Published online by Cambridge University Press: 05 July 2012
What conclusions can be drawn from this (necessarily partial) account of proconsular leadership? In particular, are there any practical lessons that can be learned from it for the conduct of American security policy in today's world? If the United States has indeed become an empire of sorts, is it not of some importance to try to clarify or rationalize the role of its proconsuls abroad, especially in the light of what will generally be agreed to be the mismanagement of recent American experiments in regime change and nation-building in Iraq and Afghanistan? I will try to address these questions briefly.

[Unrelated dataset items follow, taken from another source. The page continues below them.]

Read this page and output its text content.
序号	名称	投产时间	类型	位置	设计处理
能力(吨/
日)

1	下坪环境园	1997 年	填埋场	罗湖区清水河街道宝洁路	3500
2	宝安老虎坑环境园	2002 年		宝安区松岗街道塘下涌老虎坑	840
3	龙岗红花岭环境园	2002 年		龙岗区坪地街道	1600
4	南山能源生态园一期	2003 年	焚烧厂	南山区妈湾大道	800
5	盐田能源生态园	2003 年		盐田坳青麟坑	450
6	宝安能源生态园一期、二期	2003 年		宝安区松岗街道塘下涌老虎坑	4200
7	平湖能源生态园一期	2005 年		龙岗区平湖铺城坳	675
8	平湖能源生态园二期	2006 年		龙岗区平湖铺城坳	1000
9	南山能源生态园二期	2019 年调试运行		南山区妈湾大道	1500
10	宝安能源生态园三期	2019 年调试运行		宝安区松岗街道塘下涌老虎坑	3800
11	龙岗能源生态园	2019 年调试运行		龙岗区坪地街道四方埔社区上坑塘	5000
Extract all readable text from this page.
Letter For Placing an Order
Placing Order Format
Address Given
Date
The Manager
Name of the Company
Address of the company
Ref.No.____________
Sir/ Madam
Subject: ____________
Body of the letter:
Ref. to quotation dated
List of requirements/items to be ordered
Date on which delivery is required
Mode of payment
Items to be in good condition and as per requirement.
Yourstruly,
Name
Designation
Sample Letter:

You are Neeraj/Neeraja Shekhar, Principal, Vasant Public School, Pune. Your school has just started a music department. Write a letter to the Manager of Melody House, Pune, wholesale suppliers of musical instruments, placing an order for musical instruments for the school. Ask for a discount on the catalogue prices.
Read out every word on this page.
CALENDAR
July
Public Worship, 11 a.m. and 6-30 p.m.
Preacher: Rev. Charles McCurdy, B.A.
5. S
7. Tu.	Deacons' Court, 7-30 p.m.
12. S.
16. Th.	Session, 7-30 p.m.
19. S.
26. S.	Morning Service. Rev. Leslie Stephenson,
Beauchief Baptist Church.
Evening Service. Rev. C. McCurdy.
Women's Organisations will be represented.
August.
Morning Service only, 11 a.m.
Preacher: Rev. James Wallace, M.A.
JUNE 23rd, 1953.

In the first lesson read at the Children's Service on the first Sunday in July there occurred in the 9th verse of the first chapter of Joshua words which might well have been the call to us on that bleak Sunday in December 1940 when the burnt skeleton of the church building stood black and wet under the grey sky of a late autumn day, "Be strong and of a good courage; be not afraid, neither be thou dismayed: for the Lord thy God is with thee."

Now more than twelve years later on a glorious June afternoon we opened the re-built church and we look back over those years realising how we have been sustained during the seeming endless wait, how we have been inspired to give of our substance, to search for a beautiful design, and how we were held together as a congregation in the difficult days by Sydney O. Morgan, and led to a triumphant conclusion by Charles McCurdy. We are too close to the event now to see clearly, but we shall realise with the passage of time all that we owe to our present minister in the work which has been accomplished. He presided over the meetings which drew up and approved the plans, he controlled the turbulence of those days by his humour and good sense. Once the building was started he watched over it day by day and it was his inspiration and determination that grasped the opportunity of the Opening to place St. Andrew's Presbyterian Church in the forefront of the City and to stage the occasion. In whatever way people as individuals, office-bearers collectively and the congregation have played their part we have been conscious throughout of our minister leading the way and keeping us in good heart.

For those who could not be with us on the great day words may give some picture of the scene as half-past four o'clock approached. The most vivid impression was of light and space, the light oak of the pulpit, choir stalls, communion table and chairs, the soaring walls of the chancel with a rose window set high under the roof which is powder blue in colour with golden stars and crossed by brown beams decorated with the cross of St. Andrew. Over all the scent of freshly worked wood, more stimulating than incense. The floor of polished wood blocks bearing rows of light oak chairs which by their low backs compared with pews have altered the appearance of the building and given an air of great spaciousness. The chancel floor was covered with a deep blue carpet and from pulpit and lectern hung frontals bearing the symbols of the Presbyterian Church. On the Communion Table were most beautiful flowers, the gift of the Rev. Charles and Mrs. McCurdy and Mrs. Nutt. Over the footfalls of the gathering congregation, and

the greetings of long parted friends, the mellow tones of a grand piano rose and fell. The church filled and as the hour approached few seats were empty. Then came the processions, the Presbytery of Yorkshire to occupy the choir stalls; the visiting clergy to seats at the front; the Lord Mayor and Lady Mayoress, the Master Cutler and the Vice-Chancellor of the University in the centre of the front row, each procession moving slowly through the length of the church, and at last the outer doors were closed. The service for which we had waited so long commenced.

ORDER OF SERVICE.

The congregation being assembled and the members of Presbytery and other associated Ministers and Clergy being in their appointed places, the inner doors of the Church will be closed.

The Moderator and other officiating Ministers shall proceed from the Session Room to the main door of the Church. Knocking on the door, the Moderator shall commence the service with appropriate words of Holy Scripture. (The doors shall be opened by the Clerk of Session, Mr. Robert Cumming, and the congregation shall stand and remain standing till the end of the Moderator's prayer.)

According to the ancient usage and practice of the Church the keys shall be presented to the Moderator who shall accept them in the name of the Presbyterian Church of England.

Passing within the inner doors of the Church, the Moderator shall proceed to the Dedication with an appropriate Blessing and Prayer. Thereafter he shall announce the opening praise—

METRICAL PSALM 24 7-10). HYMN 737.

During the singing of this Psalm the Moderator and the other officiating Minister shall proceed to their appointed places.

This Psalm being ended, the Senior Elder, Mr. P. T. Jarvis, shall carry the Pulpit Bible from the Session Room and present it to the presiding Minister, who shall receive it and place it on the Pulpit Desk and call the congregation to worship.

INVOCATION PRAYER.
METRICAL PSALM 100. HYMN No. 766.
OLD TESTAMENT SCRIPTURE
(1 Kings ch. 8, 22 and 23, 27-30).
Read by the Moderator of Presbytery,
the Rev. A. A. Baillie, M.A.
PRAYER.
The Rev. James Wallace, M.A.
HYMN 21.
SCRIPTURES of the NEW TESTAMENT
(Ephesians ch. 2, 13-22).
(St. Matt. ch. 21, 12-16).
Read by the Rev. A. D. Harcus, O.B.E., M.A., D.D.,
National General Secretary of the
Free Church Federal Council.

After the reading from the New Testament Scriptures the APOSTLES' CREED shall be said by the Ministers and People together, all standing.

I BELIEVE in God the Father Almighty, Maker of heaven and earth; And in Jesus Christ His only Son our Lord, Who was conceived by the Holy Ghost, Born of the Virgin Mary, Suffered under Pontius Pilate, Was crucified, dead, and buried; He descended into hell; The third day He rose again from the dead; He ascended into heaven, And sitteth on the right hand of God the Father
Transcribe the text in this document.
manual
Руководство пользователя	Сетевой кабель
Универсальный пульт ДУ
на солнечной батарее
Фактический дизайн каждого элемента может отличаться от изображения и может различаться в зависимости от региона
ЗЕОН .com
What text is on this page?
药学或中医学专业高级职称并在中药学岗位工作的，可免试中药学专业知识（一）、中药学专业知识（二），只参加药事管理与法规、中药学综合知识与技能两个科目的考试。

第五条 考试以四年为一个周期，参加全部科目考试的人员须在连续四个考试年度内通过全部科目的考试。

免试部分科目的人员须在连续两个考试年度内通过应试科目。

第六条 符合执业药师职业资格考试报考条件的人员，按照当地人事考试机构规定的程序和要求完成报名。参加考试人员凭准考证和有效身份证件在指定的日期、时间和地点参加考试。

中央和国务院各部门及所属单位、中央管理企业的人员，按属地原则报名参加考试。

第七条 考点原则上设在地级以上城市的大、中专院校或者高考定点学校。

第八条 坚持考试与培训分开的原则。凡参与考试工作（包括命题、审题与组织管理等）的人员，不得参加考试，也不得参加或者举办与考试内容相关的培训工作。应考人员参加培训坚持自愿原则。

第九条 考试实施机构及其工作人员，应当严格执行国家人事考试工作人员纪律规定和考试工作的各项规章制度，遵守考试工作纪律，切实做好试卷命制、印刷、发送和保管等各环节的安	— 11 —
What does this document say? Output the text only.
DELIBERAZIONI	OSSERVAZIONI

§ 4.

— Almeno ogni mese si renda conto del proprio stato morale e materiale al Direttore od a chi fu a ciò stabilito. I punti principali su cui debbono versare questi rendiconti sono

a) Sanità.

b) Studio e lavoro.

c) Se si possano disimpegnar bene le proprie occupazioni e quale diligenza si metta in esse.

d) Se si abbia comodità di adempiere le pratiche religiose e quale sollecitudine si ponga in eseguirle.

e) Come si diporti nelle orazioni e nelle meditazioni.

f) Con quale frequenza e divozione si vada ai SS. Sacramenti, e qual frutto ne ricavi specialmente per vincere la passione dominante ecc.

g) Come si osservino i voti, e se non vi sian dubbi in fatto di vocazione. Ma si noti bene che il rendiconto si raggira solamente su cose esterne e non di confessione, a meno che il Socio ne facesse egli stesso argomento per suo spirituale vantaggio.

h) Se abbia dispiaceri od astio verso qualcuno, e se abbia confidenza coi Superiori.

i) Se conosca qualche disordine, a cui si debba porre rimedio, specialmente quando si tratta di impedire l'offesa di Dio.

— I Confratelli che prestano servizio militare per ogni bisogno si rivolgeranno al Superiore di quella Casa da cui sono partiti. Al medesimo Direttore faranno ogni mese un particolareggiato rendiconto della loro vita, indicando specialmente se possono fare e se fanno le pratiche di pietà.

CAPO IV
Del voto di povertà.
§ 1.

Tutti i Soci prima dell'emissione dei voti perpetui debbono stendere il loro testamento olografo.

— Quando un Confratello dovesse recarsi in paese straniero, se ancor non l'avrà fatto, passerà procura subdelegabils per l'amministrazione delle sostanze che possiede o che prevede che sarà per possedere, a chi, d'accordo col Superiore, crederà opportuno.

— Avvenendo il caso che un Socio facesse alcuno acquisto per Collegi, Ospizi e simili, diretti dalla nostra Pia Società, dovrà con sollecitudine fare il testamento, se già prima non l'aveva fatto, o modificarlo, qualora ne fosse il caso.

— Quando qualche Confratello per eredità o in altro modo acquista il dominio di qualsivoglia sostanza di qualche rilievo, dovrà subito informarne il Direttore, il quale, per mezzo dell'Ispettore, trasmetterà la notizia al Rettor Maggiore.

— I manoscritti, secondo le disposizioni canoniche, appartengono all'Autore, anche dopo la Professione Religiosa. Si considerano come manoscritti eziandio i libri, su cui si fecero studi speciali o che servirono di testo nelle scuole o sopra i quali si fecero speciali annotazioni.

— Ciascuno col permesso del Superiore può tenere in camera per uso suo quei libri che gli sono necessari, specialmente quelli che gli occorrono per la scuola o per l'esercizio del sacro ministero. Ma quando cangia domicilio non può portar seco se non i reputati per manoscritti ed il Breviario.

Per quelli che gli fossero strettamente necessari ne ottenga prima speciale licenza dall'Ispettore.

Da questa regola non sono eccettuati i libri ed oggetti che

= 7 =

It is difficult to make large generalizations about the American proconsular experience. This is so in part because of the disparate circumstances in which proconsular leadership has arisen in the United States and in part because of changing organizational and cultural factors in American government and politics. The overarching thesis of this study is that delegated political-military leadership has been a significant independent variable in American national security decision-making from the end of the nineteenth century to the present – or, more simply stated, that it has made a strategic difference. This is not to say that it has made a difference always and everywhere or with the same degree of impact or long-term significance. Indeed, this has clearly not been the case. This study has necessarily concentrated on individuals and particular episodes in American history in which proconsular autonomy and hence leadership have been most marked; it has not attempted anything approaching an overall assessment of the relative contributions of leadership on the periphery and leadership at the center of the empire (to use again our vocabulary of convenience). Nevertheless, it seems safe enough to conclude that the cumulative weight of the cases studied here shows that the proconsular factor in the American story is one that has been widely neglected or underappreciated in standard historical accounts.